Tuesday, April 10, 2007

...i set you apart. - God

so im sitting here bawling my eyes out listening to iPod and coldplay comes on with scientist. this song has always been a song from God to me even when i was out drinking and well just not respecting myself or God.

it hits me, for some reason God loves me. i will never know why but no matter who doesnt love me, whoever doesnt want me...He does EVERY DAY, EVERY SECOND. He set me apart. i cry out asking God why cant there be a guy out there that falls in love with everything about me like always hear not JUST in movies but in real life and witness!...WHY?? I DO...thats what God is crying back to me; that He does, more than anything i could possibly covet or love with a pure heart. GOD MADE ME. HE TOOK HIS TIME ON ME. and is taking his time with me now. i have a love. its God and Jesus. they sacrificed an easy life for a hard one. the least i can do is ALWAYS try, serve, and follow with a sincere humble heart.
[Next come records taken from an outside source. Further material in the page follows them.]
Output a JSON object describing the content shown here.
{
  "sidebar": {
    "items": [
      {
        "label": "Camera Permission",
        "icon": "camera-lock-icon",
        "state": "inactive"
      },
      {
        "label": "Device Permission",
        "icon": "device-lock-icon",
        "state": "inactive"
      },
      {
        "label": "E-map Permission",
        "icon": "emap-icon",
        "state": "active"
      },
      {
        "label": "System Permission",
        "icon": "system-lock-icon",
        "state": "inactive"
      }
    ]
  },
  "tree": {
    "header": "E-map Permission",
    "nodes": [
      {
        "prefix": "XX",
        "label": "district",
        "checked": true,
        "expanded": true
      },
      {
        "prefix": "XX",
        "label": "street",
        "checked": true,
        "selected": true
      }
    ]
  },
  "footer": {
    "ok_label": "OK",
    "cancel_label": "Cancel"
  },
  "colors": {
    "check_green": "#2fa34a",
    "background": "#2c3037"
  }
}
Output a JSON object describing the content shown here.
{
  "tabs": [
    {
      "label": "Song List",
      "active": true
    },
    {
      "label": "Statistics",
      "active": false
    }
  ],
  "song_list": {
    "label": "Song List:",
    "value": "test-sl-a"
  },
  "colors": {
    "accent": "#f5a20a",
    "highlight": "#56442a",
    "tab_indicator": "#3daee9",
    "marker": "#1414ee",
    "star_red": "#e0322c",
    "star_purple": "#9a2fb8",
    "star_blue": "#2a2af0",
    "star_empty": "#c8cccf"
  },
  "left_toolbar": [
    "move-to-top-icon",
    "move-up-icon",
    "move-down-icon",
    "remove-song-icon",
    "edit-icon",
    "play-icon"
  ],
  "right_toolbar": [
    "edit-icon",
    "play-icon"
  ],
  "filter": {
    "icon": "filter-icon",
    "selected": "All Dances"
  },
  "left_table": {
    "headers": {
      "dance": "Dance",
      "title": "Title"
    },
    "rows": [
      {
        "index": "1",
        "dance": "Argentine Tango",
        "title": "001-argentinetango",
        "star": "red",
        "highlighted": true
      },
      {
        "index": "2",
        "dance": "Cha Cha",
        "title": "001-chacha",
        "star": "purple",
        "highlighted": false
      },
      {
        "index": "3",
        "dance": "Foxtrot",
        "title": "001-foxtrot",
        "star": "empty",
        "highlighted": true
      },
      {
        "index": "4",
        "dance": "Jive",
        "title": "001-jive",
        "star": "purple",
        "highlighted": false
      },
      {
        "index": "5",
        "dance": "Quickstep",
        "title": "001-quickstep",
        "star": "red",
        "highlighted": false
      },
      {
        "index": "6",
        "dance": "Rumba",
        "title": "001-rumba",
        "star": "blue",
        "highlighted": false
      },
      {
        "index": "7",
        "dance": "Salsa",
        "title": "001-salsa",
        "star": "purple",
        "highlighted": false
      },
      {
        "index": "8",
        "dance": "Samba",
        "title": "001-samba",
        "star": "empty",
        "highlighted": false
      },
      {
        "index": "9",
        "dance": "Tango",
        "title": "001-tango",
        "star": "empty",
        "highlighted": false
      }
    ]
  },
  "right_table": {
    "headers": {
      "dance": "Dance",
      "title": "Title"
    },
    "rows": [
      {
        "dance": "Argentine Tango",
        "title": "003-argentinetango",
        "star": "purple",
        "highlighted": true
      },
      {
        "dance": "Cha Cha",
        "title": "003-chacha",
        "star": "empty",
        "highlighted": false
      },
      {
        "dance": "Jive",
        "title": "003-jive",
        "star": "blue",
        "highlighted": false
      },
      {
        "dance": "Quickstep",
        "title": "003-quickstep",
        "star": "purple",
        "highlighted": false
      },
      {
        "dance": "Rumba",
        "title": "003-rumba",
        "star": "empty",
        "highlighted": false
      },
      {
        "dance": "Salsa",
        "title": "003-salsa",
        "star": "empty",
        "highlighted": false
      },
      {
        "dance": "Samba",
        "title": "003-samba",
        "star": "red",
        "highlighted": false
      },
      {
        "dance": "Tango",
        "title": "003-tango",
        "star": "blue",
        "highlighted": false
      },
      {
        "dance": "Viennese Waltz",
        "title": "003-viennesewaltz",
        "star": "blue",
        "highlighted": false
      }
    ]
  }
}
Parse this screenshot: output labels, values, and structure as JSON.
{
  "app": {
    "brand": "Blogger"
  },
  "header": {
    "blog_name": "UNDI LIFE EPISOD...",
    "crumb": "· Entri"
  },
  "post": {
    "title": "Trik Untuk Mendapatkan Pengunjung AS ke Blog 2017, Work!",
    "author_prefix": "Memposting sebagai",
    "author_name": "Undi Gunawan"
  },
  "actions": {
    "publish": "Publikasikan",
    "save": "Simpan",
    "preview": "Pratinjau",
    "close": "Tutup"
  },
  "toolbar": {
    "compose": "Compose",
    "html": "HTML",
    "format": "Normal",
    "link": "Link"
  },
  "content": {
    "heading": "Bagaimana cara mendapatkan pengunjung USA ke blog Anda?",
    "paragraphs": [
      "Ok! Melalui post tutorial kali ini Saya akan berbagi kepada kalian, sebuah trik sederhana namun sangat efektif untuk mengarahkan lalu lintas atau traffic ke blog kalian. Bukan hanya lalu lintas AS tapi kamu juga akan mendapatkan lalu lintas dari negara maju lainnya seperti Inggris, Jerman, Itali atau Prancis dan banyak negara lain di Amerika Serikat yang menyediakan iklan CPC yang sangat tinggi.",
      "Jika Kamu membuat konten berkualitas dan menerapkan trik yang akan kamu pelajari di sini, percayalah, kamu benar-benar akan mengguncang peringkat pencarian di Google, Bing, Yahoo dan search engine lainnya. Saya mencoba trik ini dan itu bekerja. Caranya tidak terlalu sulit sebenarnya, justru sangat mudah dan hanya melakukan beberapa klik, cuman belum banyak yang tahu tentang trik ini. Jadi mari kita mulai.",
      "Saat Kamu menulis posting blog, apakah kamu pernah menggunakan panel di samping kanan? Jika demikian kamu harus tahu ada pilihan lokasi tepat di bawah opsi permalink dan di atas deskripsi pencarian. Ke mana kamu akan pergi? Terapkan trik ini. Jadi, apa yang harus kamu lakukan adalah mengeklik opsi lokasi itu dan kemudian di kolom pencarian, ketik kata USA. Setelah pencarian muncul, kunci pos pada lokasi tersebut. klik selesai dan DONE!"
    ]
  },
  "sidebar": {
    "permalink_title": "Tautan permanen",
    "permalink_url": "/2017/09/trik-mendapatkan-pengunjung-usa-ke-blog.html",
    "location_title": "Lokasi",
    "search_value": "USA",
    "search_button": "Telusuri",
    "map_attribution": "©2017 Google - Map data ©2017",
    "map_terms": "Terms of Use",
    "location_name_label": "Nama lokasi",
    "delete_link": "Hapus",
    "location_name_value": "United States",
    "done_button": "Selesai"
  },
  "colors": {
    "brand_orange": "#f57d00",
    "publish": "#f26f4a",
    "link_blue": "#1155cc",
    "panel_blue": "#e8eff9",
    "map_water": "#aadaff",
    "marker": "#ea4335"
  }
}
it's true, when i was younger no one told me how bad life could suck; how heartless people can be; how scarred people are; how deeply affected people can be from bad habits passed on from centuries ago. all i saw and heard was disney stories. of course who wants to tell a small child about "people who do bad things"...it would create a heart full of fear and judgment; later holding he or she back from great experiences because of this subconscious alert that went off in their mind to "avoid, object(s) could hurt you".

this blog wasnt anything like i had planned it to be, but thats how life is...my nerves are more calm, my spirit still feels tangled in a spider web, but not forever trapped. i just need to need to let God in, make God my priority again. just go back to start.